Optimal management of the cone bed is not well established. A variety of suture techniques have been described, such as a modification of Sturmdorf type sutures. We use these sutures when there is significant bleeding from the cone bed or when a large cone biopsy has been taken. There is some concern, however, that sutures placed into the cone bed may interfere with healing. Another hemostatic measure is to firmly place in the cervix a tampon or rolled gauze soaked in ferric subsulfate solution; the pack can removed by the patient pulling the string in 12 to 24 hours.

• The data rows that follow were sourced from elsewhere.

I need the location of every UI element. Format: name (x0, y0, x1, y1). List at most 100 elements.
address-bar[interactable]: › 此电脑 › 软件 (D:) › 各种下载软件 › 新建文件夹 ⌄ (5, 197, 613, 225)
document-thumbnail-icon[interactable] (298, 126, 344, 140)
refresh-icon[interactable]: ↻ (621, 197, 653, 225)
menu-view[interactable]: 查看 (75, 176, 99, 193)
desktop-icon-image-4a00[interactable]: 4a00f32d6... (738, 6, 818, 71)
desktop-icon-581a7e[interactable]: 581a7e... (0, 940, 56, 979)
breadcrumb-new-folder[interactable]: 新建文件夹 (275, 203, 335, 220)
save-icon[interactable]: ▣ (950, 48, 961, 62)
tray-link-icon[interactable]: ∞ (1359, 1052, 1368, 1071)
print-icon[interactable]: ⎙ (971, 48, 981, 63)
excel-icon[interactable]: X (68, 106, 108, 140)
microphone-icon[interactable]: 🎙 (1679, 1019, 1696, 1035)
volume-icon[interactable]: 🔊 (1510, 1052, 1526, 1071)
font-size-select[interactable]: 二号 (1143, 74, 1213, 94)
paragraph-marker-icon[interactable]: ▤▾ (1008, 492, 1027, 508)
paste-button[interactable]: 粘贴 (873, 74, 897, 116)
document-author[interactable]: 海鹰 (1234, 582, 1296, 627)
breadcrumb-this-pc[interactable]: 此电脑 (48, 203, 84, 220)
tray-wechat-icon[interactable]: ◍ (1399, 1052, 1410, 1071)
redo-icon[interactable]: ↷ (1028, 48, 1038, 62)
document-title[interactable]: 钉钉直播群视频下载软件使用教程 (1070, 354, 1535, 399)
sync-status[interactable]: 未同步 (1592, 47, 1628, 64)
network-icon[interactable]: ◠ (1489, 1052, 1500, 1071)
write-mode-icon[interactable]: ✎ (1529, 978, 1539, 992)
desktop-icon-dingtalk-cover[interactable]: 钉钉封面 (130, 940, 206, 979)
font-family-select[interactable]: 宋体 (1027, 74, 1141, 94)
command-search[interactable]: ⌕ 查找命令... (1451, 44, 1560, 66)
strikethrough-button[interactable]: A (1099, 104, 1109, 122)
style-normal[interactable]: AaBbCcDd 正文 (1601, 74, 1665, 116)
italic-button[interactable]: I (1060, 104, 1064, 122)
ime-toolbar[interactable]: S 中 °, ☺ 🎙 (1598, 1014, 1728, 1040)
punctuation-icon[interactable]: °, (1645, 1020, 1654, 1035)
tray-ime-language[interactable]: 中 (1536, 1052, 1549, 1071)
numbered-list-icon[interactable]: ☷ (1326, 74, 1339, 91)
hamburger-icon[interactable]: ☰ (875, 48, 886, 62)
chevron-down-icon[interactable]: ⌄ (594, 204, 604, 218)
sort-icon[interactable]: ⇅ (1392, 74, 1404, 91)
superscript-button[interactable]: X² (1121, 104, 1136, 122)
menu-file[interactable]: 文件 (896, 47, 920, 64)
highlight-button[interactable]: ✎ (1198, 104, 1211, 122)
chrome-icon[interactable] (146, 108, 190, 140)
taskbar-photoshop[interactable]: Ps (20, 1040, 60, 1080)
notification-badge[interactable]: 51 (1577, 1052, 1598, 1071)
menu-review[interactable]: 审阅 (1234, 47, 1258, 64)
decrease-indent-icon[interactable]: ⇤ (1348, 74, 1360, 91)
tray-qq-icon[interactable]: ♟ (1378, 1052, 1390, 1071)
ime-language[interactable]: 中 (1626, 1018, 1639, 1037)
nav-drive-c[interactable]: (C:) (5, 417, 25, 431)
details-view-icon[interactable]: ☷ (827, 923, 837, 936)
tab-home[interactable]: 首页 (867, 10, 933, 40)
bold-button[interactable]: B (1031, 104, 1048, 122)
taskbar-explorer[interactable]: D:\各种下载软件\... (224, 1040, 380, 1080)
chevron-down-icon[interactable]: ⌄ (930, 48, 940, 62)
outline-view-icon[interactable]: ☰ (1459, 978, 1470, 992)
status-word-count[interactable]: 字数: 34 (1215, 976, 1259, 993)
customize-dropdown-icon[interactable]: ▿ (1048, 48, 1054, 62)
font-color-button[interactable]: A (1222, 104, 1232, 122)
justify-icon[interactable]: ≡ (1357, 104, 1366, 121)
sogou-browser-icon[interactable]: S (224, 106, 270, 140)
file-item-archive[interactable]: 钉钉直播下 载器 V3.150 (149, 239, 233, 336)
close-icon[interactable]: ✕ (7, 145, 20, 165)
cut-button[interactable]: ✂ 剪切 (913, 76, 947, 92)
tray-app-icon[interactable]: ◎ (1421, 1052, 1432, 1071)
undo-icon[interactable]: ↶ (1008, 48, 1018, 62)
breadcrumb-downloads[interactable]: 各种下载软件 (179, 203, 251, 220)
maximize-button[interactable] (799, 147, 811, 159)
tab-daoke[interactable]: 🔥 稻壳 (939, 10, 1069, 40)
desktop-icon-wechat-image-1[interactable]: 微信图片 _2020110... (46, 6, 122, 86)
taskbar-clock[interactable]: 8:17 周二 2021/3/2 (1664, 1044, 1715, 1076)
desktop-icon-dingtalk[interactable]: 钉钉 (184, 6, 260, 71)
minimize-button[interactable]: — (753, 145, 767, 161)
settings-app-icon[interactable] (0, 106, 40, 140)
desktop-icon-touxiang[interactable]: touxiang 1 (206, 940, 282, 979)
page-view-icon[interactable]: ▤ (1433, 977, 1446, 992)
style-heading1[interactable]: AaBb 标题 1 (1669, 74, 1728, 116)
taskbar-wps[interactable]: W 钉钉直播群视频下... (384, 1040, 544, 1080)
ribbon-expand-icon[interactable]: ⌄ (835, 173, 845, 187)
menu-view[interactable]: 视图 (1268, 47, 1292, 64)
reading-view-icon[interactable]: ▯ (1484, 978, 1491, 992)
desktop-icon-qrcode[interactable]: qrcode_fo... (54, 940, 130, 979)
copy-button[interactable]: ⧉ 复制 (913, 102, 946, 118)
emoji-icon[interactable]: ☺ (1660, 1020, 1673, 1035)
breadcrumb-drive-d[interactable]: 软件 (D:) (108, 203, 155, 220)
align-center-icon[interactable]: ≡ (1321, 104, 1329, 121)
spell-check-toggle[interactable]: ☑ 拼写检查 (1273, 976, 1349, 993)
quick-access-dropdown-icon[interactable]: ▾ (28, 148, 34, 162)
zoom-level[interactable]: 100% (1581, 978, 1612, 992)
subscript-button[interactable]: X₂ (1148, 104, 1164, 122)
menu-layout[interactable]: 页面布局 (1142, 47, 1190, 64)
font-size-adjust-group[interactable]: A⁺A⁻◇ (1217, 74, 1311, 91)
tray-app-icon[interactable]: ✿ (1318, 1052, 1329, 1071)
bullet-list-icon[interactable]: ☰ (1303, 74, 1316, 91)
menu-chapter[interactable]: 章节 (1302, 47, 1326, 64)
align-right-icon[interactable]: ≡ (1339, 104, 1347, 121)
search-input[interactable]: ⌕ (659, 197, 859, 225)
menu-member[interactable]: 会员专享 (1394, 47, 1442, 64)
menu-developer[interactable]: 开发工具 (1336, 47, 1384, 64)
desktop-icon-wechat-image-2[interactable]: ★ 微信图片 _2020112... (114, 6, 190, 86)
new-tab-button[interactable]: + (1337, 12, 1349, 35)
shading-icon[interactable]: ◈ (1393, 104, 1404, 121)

Alternatively, an open cone bed technique can be performed. This procedure is approached by obtaining spot hemostasis with electrocautery. A long, narrow piece of oxidized cellulose (eg, Surgicel) is then carefully packed into the cone bed and secured by tying the two lateral cervical sutures across the midline over the surgical pack. The patient must be warned that she will pass this pack within one to two weeks. Ideally, the procedure is timed so that menstrual flow does not occur while the pack is in place. The vagina is generally not packed and the patient is sent home the same day or the next morning.

It is useful for the surgeon to measure the width and vertical depth of the cone specimen in the operating room and describe these measurements in the operative note. Measurements taken later, such as in the pathology laboratory, may be inaccurate due to shrinkage of the specimen.

If the cervix has a large defect, care must be taken in that area to not enter the peritoneal cavity with the knife blade. Should this occur, laparoscopy to examine the pelvis may be indicated. Similarly, if the anterior cervix is absent and the blade is felt to have gone too deep, cystoscopy may be appropriate to examine the bladder.